Тангалаки встал и, сделав грациозный жест рукой, скромно опустил глаза.

– Так, так! – сказал он. – Франц Адольфыч, я готов с вами согласиться, что этот зуав взял казака; но ведь это исключение… Не думайте, ради Бога, чтоб мы не верили вашему патриотизму; мы верим ему; но ведь это исключение, исключительный случай… Он не составляет общего правила; общего правила один исключительный случай не составляет… Я всегда беспристрастен и скажу, что француз-солдат выше нашего, как гражданин, как человек, но не как солдат… Он, может быть, ловчее нашего… я даже допущу, что он ударит два раза штыком, а наш русачок всего один раз, но зато как!..

– Ну, – перебил Житомiрский холодно, наливая себе полстакана хересу, – это тоже вопрос. Я говорил с одним дезертёром-французом – молодчик был такой… славный солдат – так он прямо говорит, что русские не умеют колоть, слишком, этак, выставляют вперед ружье прежде нанесения удара… А надо сзади… вот так, а надо вот так!.. Удивительный был малый! Марков, вы его помните?

– Э! – сказал Марков, – пустомеля! Одно слово: дезертёр… Этого довольно.

– Нет, согласитесь…

– Не соглашусь! – воскликнул Марков, успевший, пока другие спорили, сильно разогреться у столика с закуской, – вы, Ромуальд, лучше молчите; я с вами поссорюсь… Вы тогда, извините, непристойны были… Все-таки он солдат, хотя и мог быть ловок, как француз… и, вдобавок, дезертёр, изменник. А вы с ним пили брудершафт в палатке!. Стыдно!..

– Ну, что ж такое? И другие офицеры делали то же… не я один…

– Что ж такое?

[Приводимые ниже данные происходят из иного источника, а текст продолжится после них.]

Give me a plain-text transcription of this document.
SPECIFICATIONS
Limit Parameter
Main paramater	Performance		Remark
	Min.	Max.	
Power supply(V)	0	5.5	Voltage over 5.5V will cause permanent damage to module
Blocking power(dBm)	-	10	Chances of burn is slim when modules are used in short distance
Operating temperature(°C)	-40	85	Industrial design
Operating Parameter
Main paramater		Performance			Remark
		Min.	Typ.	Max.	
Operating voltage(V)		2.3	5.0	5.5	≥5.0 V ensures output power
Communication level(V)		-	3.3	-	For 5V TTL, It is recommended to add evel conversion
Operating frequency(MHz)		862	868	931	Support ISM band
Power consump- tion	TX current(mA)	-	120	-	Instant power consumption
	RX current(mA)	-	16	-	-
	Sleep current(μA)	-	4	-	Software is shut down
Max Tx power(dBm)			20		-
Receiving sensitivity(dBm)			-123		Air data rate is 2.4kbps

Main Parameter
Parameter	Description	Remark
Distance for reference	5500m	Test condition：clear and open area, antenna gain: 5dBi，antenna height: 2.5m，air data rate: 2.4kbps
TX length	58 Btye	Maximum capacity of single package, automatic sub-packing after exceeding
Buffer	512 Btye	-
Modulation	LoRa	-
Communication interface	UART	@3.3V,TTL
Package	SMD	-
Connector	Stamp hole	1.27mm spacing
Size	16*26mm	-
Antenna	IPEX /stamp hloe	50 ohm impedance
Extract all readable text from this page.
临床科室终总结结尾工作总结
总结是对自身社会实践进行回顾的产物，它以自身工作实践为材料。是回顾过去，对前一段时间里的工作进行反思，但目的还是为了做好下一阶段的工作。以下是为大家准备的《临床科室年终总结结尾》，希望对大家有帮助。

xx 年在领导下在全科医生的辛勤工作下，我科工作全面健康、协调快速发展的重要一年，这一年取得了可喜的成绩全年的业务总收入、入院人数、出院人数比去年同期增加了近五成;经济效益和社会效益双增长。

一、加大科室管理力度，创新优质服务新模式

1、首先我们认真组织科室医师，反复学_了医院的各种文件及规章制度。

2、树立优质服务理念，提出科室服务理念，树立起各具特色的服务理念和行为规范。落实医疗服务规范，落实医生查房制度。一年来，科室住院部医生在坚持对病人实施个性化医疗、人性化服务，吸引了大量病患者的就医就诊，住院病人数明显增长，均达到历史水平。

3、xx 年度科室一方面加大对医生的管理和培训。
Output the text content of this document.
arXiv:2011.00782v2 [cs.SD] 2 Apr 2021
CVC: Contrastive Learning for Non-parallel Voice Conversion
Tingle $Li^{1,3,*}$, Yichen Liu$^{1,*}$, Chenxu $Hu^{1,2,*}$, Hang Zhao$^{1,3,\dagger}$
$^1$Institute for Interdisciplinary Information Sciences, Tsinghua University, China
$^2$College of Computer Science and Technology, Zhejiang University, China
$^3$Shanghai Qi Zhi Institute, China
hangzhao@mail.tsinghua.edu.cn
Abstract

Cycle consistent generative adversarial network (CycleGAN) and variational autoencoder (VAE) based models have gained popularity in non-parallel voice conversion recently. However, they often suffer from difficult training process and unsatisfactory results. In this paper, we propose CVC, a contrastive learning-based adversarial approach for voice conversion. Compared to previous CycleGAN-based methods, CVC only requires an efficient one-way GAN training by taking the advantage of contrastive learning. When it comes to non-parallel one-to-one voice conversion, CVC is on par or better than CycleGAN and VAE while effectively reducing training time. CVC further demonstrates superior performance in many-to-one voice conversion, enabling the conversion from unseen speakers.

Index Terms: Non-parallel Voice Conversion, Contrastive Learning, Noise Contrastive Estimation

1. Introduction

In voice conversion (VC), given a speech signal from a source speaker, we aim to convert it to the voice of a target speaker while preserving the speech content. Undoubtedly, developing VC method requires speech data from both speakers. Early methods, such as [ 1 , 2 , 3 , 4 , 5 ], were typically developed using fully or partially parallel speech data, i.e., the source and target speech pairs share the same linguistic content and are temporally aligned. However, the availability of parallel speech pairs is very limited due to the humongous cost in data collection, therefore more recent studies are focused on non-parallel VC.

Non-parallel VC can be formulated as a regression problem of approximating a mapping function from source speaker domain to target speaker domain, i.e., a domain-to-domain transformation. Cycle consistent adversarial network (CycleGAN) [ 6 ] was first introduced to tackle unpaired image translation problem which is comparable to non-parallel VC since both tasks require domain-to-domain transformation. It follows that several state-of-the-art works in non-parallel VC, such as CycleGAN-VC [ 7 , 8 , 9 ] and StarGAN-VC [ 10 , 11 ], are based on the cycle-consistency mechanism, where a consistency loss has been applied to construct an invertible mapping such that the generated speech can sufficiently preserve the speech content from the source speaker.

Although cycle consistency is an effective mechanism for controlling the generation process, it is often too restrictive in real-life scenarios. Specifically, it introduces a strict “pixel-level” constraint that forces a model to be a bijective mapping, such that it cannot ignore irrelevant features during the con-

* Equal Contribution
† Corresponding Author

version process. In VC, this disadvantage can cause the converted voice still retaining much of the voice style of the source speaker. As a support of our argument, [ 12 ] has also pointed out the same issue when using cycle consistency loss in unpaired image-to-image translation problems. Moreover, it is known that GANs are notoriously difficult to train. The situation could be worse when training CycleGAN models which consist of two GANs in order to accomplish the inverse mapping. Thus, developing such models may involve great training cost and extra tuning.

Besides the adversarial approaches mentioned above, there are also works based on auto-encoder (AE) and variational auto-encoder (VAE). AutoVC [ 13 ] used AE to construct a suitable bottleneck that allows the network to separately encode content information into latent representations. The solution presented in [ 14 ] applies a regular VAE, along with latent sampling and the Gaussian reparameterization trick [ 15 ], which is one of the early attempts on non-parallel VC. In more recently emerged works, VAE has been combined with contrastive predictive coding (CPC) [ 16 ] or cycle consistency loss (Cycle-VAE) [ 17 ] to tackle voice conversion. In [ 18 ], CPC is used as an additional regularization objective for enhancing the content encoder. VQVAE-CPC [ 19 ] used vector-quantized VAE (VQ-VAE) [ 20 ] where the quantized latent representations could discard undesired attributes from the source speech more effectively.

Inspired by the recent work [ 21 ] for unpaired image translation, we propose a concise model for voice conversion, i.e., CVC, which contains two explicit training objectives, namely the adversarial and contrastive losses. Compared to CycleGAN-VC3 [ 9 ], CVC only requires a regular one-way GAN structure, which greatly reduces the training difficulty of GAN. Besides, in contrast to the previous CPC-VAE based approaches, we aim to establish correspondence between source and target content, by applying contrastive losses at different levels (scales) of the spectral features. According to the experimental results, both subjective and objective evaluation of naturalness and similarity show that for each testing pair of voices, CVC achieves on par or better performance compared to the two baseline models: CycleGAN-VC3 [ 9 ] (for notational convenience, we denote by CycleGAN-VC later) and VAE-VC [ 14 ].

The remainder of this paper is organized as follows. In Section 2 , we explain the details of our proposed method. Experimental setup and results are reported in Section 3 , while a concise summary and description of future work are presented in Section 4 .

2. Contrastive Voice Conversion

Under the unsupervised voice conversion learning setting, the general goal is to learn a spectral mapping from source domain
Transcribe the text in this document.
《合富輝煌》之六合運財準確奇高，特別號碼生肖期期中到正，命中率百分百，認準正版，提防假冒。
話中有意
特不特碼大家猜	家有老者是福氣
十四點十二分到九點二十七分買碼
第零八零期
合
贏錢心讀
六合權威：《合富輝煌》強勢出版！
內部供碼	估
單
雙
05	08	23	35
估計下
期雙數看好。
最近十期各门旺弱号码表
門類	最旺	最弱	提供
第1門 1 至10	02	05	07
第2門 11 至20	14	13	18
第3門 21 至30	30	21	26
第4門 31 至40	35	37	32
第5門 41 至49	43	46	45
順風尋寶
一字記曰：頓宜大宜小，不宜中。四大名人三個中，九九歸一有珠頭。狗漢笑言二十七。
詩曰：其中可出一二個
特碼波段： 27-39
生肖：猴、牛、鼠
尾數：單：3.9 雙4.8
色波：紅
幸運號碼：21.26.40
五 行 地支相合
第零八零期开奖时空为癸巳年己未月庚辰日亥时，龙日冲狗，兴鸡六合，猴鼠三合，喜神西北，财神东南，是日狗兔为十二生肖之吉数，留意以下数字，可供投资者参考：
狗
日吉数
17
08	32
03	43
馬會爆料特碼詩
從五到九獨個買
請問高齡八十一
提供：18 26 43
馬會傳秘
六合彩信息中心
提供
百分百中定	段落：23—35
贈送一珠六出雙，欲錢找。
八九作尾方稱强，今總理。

А зачем вы покраснели? Вот то-то и есть. И другие офицеры были глупы… Что ж такое? Нет, батюшка, мне ваши слова, как нож в сердце – да-с! Я русский в душе. Вот свел бы я вас с ротмистром Бардамовым… он вам показал бы! Вот удалецкая голова! Как врезался в ряды английских драгун… Ведь это что за войско было! гиганты, а не войско! Красавцы… Он: «вперед, ребята, вперед!..» А тут из задних рядов какой-то выходец по-русски, как нельзя чище: «Сюда, сюда, скотина русская, – сюда!.. Я тебе размозжу дурацкую голову… Скорей!..» – «Сейчас!» – кричит, да как махнул по сторонам, пробился до него… Раз его по груди – не берет; другой раз по ляжке – рассек… тот его ранил в руку, а он разозлился, да как хватит его в лицо – до ушей рассек!.. Вот бы я его на вас напустил… Ведь вы, душа моя, все-таки штафирка, чинищев – больше ничего; вы в военном деле не судья.

– Ну, – отвечал Житомiрский с сдержанным гневом, – а все-таки урон будет на нашей стороне, как вы ни кипите тут за стаканом пунша!

– Позвольте, позвольте! – вмешался Тангалаки, – я оскорблять нашу общую отчизну у себя в доме не позволю… Мы живем щедротами…

– Э,э, господа! полно, полно вздорить из пустого! – перебил старик Киценко, – эх-эх-эх! Ну, какое нам дело о политике говорить? Сидите да ждите! Вот и до нас дойдет очередь, тогда и храбрость будет видна. Пока, благодаря Творцу-Создателю, не трогают нас… Мы ведь, господа, тоже служили… Еще как – солдатиками начинали. Горя тоже не оберемся, бывало. А вам что? Да в наше время и не говорили много так офицеры-то… Сказал отец-командир: «марш, Киценко, растакой-ты!» – «Слушаюсь, ваше высокоблагородие!» Ей-Богу, право. Стойте-ка; я вам лучше спою песенку:

 
 
Ты моя душка, моя красотка,
На чем играешь – не понимаешь!
Ах, я играю на кларнете,
Трю, трю, трю-рю-рю.
 
 
Ты моя душка, моя красотка,
На чем играешь – не понимаешь,
Ах, играю я на флейте!
Фю-фю-фю.
 

Все, однако, были недовольны вмешательством старика и не дали ему кончить.

– Нет, позвольте, позвольте, позвольте! – снова затарантил Тангалаки, опуская глаза и отскакивая шаг назад, – позвольте, господа! Россия должна быть священна для каждого из нас… щедроты, которыми…

– Но, послушайте… – перебил Шаркютье. Тангалаки отклонился от него с досадой.

– Я прошу немногого, прошу выслушать меня… Россия должна быть для всех нас священна… Все русское… мы русские…

Марков схватил полный стакан лафита и, подняв его, громко воскликнул:

– За здоровье матушки нашей, святой Руси! Да здравствует она, голубушка, на многие и многие лета на погибель врагам! Трррах! Пей, душа-Муратов, пей…

– Брудершафт! – подхватил маленький доктор, выскакивая вперед с своим стаканом.